Tag Archive: math

Human Knots

I read a post from The Math Less Traveled entitled, The Mathematics of Human Knots. In this post, the author discusses the game “human knot”, in which every player stands in a circle and grabs the hands of someone else in the circle so that everyone is seemingly tangled up. The goal of the game is then to untangle the knot without any pair of hands letting go of each other. Many people believe that untangling is always possible, however after Dr. Heath’s lecture on knots (and reading this article), I know that this is “knot” true (I crack myself up).

The reason that accomplishing the goal of “human knot” is not always possible is because certain knots exist which cannot be untangled. The blog post provides the example of the figure eight knot:

Just from looking at this knot one can see that the knot couldn’t be untangled without going through itself.

This spring Professor Heath is teaching a course on knot theory. I look forward to taking it.

Math Games

Many of us have fallen victim to the distraction of online games. Whether playing solitaire or harvesting crops on FarmVille (which I can proudly say I have never played), there is probably something else that you should be doing. Well, tonight while I was playing online math games, I decided to turn procrastination into productivity by blogging about it.

The web site that stood out to me was The Truth Tree’s Math and Logic Board. Story problems are the main focus of this particular website (if you had told me I’d be doing story problems for fun 13 years ago I would have said you were crazy). Unlike many “math game” web sites, this one is fairly advanced, with problems ranging from logical riddles, volumes of spheres, counting, topology and more. The only downside is that the answers are not provided. There is, however, an index of similar sites on the page.

Women in Math

There are more men than women with mathematically intensive careers as a result of the choices made by women. This is according to a recent article posted on Math in the News titled Most Women Say No to Working in STEM. The article states that rather than discrimination keeping women from having Science/Technology/Engineering/Mathematics (STEM) jobs, many women simply opt-out of working in a mathematically intensive field. According to a study, while about half of the math undergraduates are women, only about 27% of those with PhD’s in math are female, and fewer still are professors. The article gave a possible reason for this.

Aside from simply choosing to study something outside of the STEM fields, many women still choose to stay home and raise a family rather than pursue their career. As a result, young female math professors are less likely to work towards tenure than their male counterparts. Furthermore, women are more likely to relocate to accommodate their partner’s work.
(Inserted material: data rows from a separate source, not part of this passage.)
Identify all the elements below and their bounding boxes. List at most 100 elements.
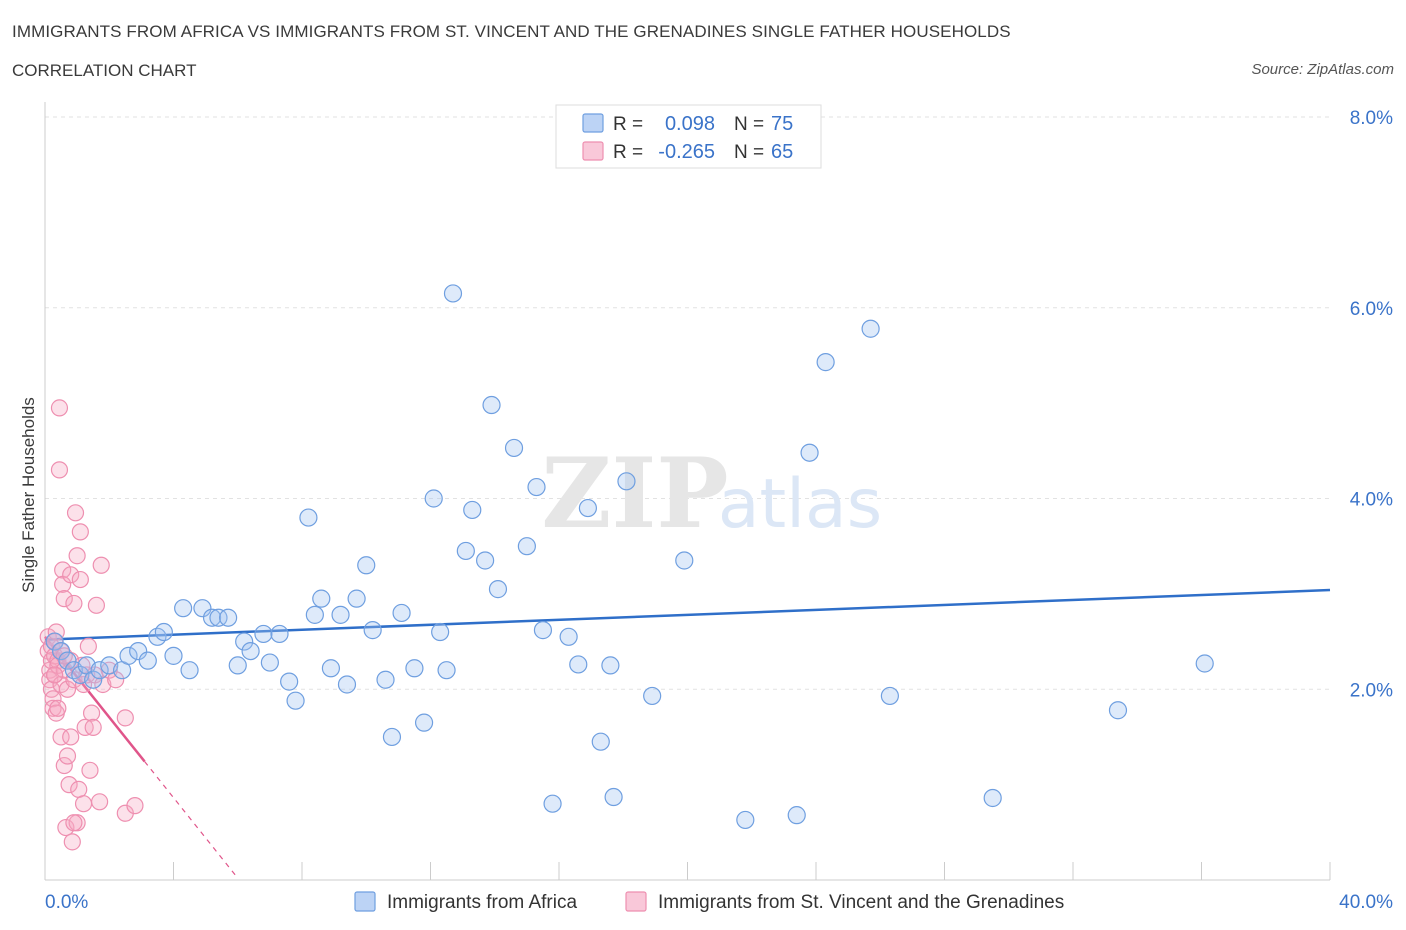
point-st-vincent-60 [126,797,144,815]
legend-swatch-africa [582,113,604,133]
point-st-vincent-54 [92,556,110,574]
y-tick-label-0: 2.0% [1350,680,1393,701]
point-st-vincent-25 [55,756,73,775]
point-africa-15 [164,646,183,665]
chart-subtitle: CORRELATION CHART [12,61,197,80]
point-st-vincent-21 [54,561,72,579]
watermark-atlas: atlas [718,465,882,544]
point-africa-33 [321,659,341,678]
point-africa-57 [543,794,562,813]
point-st-vincent-62 [49,699,67,717]
legend-n-label-st-vincent: N = [734,142,764,163]
point-africa-23 [235,632,254,651]
point-africa-19 [202,608,222,627]
point-st-vincent-20 [52,728,70,746]
point-africa-34 [331,605,350,624]
trend-line-st-vincent-extension [144,761,239,879]
gridlines [45,116,1330,690]
point-africa-1 [51,641,71,661]
point-africa-72 [880,686,899,706]
trend-line-st-vincent [44,636,146,763]
point-africa-38 [363,621,382,640]
point-africa-39 [376,670,395,689]
point-st-vincent-7 [44,690,62,708]
point-africa-56 [533,621,553,640]
point-africa-0 [45,632,64,651]
y-axis-label: Single Father Households [19,397,38,593]
point-africa-59 [569,655,588,674]
point-st-vincent-23 [55,590,73,608]
x-tick-label-1: 40.0% [1339,892,1393,913]
point-st-vincent-53 [91,793,109,811]
y-tick-label-2: 6.0% [1350,299,1393,320]
point-africa-25 [254,624,273,644]
point-africa-30 [299,508,318,527]
point-africa-14 [154,622,173,642]
point-africa-31 [305,605,324,624]
point-st-vincent-50 [84,718,102,737]
point-africa-69 [800,443,819,462]
point-st-vincent-12 [47,623,65,641]
point-st-vincent-27 [58,680,77,698]
point-africa-6 [84,670,103,689]
bottom-legend: Immigrants from Africa Immigrants from S… [354,891,1064,913]
point-st-vincent-36 [66,504,85,522]
point-africa-45 [431,622,450,642]
point-st-vincent-40 [71,523,89,541]
point-africa-65 [643,686,662,706]
tick-labels: 2.0% 4.0% 6.0% 8.0% 0.0% 40.0% [45,108,1393,913]
point-st-vincent-17 [50,461,69,479]
point-africa-67 [736,810,755,830]
legend-box: R = 0.098 N = 75 R = -0.265 N = 65 [555,104,822,169]
point-africa-29 [286,691,305,710]
point-africa-70 [816,353,835,372]
chart-title: IMMIGRANTS FROM AFRICA VS IMMIGRANTS FRO… [12,22,1011,41]
point-africa-21 [219,608,238,627]
axes [44,102,1331,881]
point-africa-55 [527,477,546,497]
points-st-vincent [39,399,144,851]
x-tick-label-0: 0.0% [45,892,88,913]
point-st-vincent-58 [116,709,134,727]
point-st-vincent-47 [79,637,97,655]
point-africa-2 [58,651,77,670]
point-africa-46 [437,661,456,680]
point-st-vincent-28 [58,747,77,765]
source-label: Source: ZipAtlas.com [1251,61,1394,78]
legend-r-value-st-vincent: -0.265 [658,141,715,163]
bottom-legend-swatch-africa [354,891,376,912]
point-africa-54 [517,537,536,556]
point-africa-43 [414,713,434,732]
y-tick-label-1: 4.0% [1350,490,1393,511]
point-africa-51 [482,395,501,415]
point-africa-20 [209,608,228,627]
trend-line-africa [44,588,1331,641]
point-africa-63 [604,787,623,807]
point-africa-48 [456,541,475,561]
point-africa-64 [617,472,636,491]
point-africa-68 [787,806,806,825]
point-africa-60 [578,498,598,518]
legend-n-label-africa: N = [734,114,764,135]
legend-r-label-africa: R = [613,114,643,135]
bottom-legend-label-africa: Immigrants from Africa [387,892,577,913]
point-st-vincent-8 [44,699,62,717]
watermark: ZIP atlas [541,437,882,550]
point-st-vincent-29 [60,776,78,794]
point-st-vincent-64 [65,814,83,832]
point-st-vincent-56 [100,661,118,679]
point-africa-32 [312,589,331,608]
legend-swatch-st-vincent [582,141,604,161]
bottom-legend-swatch-st-vincent [625,891,647,912]
y-tick-label-3: 8.0% [1350,108,1393,129]
watermark-zip: ZIP [541,437,728,550]
legend-n-value-st-vincent: 65 [771,141,793,163]
point-st-vincent-41 [71,570,89,589]
point-africa-11 [129,641,148,661]
point-africa-47 [443,284,463,303]
point-africa-50 [476,551,495,570]
point-africa-35 [337,675,357,694]
point-st-vincent-39 [70,780,88,798]
point-st-vincent-49 [82,704,101,722]
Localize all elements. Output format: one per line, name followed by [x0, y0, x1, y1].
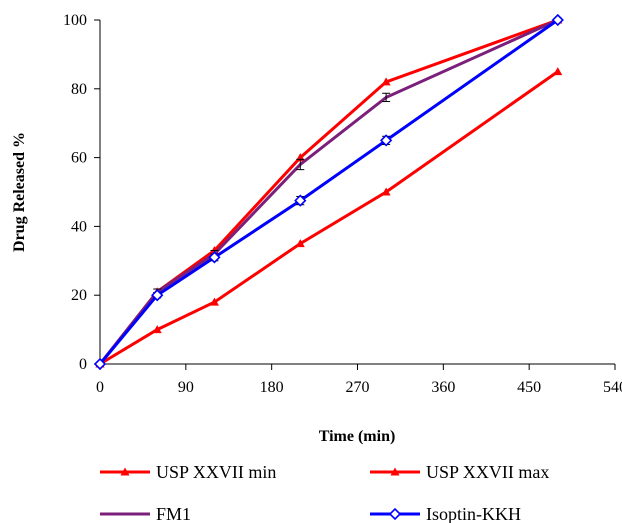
data-point — [294, 194, 307, 207]
data-point — [151, 289, 164, 302]
x-axis-title: Time (min) — [319, 428, 396, 445]
x-tick-label: 450 — [517, 379, 541, 396]
series-group — [93, 13, 564, 371]
data-point — [551, 13, 564, 27]
data-point — [553, 67, 563, 76]
legend-item: USP XXVII max — [370, 462, 549, 482]
data-point — [379, 134, 393, 147]
legend-marker — [120, 467, 130, 476]
data-point — [295, 239, 305, 248]
legend-item: Isoptin-KKH — [370, 504, 521, 523]
legend-label: FM1 — [156, 504, 191, 523]
y-tick-label: 20 — [71, 287, 87, 304]
y-tick-label: 0 — [79, 356, 87, 373]
series-line — [99, 70, 559, 366]
data-point — [152, 325, 162, 334]
x-tick-label: 270 — [346, 379, 370, 396]
x-tick-label: 90 — [178, 379, 194, 396]
data-point — [209, 297, 219, 306]
x-tick-label: 360 — [431, 379, 455, 396]
legend-label: USP XXVII min — [156, 462, 276, 482]
legend-item: USP XXVII min — [100, 462, 276, 482]
series-3 — [93, 13, 564, 371]
legend-label: Isoptin-KKH — [426, 504, 521, 523]
axes: 0 20 40 60 80 100 0 90 180 270 360 450 540 — [63, 12, 622, 396]
y-tick-label: 100 — [63, 12, 87, 29]
series-2 — [98, 17, 562, 365]
legend-marker — [388, 507, 402, 521]
series-line — [98, 18, 559, 365]
x-tick-label: 0 — [96, 379, 104, 396]
y-tick-label: 40 — [71, 218, 87, 235]
data-point — [208, 251, 221, 264]
y-tick-label: 80 — [71, 81, 87, 98]
x-tick-label: 540 — [603, 379, 622, 396]
data-point — [93, 357, 107, 371]
series-1 — [95, 67, 563, 368]
legend-item: FM1 — [100, 504, 191, 523]
legend-label: USP XXVII max — [426, 462, 549, 482]
data-point — [381, 77, 391, 86]
y-tick-label: 60 — [71, 150, 87, 167]
series-0 — [95, 15, 563, 368]
x-tick-label: 180 — [260, 379, 284, 396]
data-point — [381, 187, 391, 196]
legend: USP XXVII min USP XXVII max FM1 Isoptin-KKH — [100, 462, 549, 523]
series-line — [98, 18, 559, 365]
y-axis-title: Drug Released % — [11, 132, 28, 252]
legend-marker — [390, 467, 400, 476]
series-line — [98, 18, 559, 365]
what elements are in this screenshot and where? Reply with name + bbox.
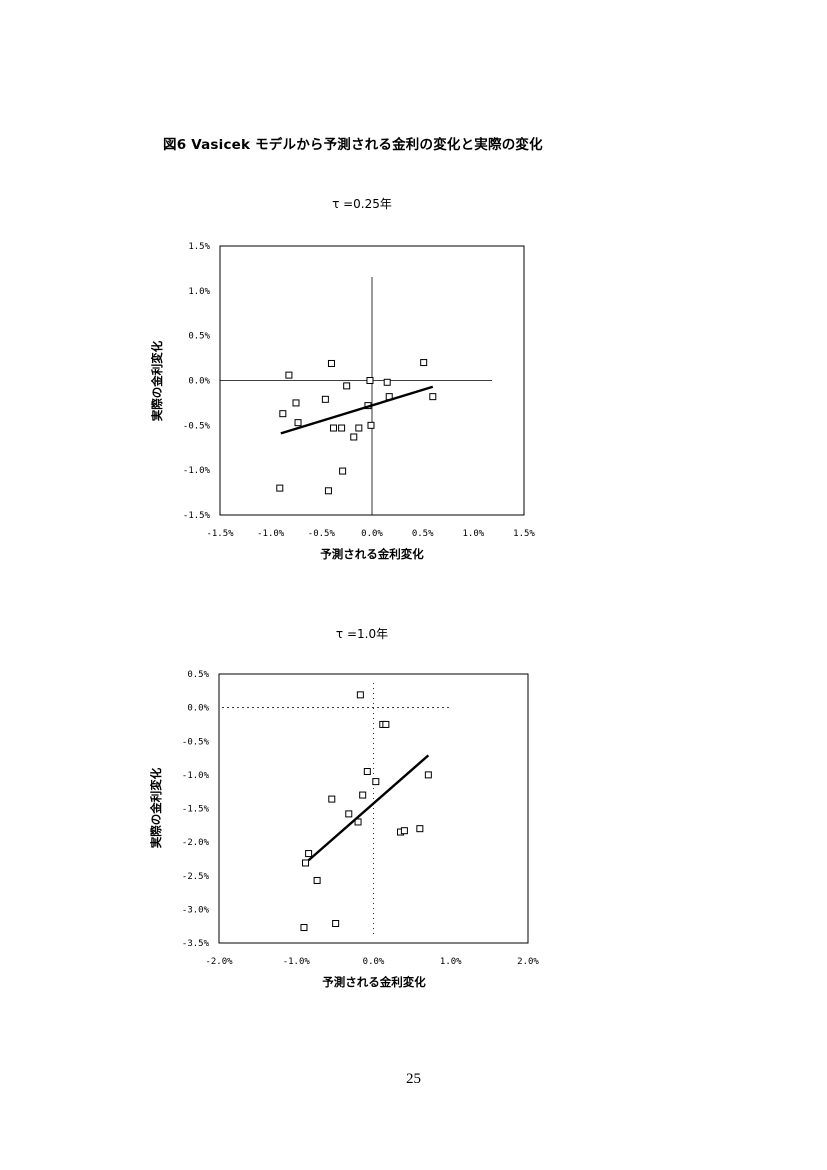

The article concludes that perhaps more should be done by universities to support women (and men) playing a care-taking role.

A New Way to Teach Math

With the arrival of more advanced calculators (such as Wolfram Alpha), awarding points for correctness is becoming less feasible. What good does awarding points for a correct answer do if one could simply input the problem into a calculator and have the correct answer given to them? This issue is addressed in Teaching College Math’s blog post Shifting Assessment in a World with WolframAlpha.

In this blog post, a new form of assessment is suggested. Instead of asking students to arrive at an answer, simply give them the answer (along with the original question), and have them show how to (correctly) arrive at that answer. This takes the guess-work out of grading a problem with a correct answer and no work. This would also make problems more proof based and less computational, thus introducing proof concepts and integrating them into the work earlier in math curriculum.

I generally like the ideas presented in this blog. I think that having had the right answer before even starting the problem would have been helpful in seeing whether or not I was getting the right answer through my work. It would also force many students to take their learning more seriously, so they actually understand what is going on in their work, instead of simply knowing the shortcuts (in calculus, for instance). Finally, having been slowly introduced to proof techniques early on and building up to a class where proofs are the primary focus would have helped a lot (MATH 317 was not easy, for me at least).

Math and War

In the TED Talk Sean Gourley on the Mathematics of War, using mathematics to track and interpret war is discussed.

Sean Gourley, a physicist from New Zealand, began his project by assembling a team of scientists, economists, and mathematicians. They then used various media sources to obtain information on the war in Iraq, and then used a computer to filter all of it and pull out the bits in which they were interested. Using this data, the distribution of attack sizes in Iraq was produced and graphed. The vertical axis was frequency of attacks, and the horizontal axis was number of deaths. For instance, the ordered pair (47,1) would mean there were 47 attacks with 1 casualty.

They then did the same technique for other wars, and surprisingly, the same distribution emerged. Expanding their study further and further, every war produced a similar distribution. Furthermore, each war had a slope that was within .75 of the mean (which was -2.5).

Using this data, the team produced the equation P(x)=Cx^{-\alpha}, where P is the probability, x is the number killed, C is a constant, and \alpha is the slope of the line. The group theorized that this is a result of necessity when a group is fighting against a much stronger force. In order for their resistance to exist, it has to follow the discovered pattern.

Gourley concludes that we may be able to use this model to interpret the progress of a war, and in theory try to push it in the right direction, whatever that may be.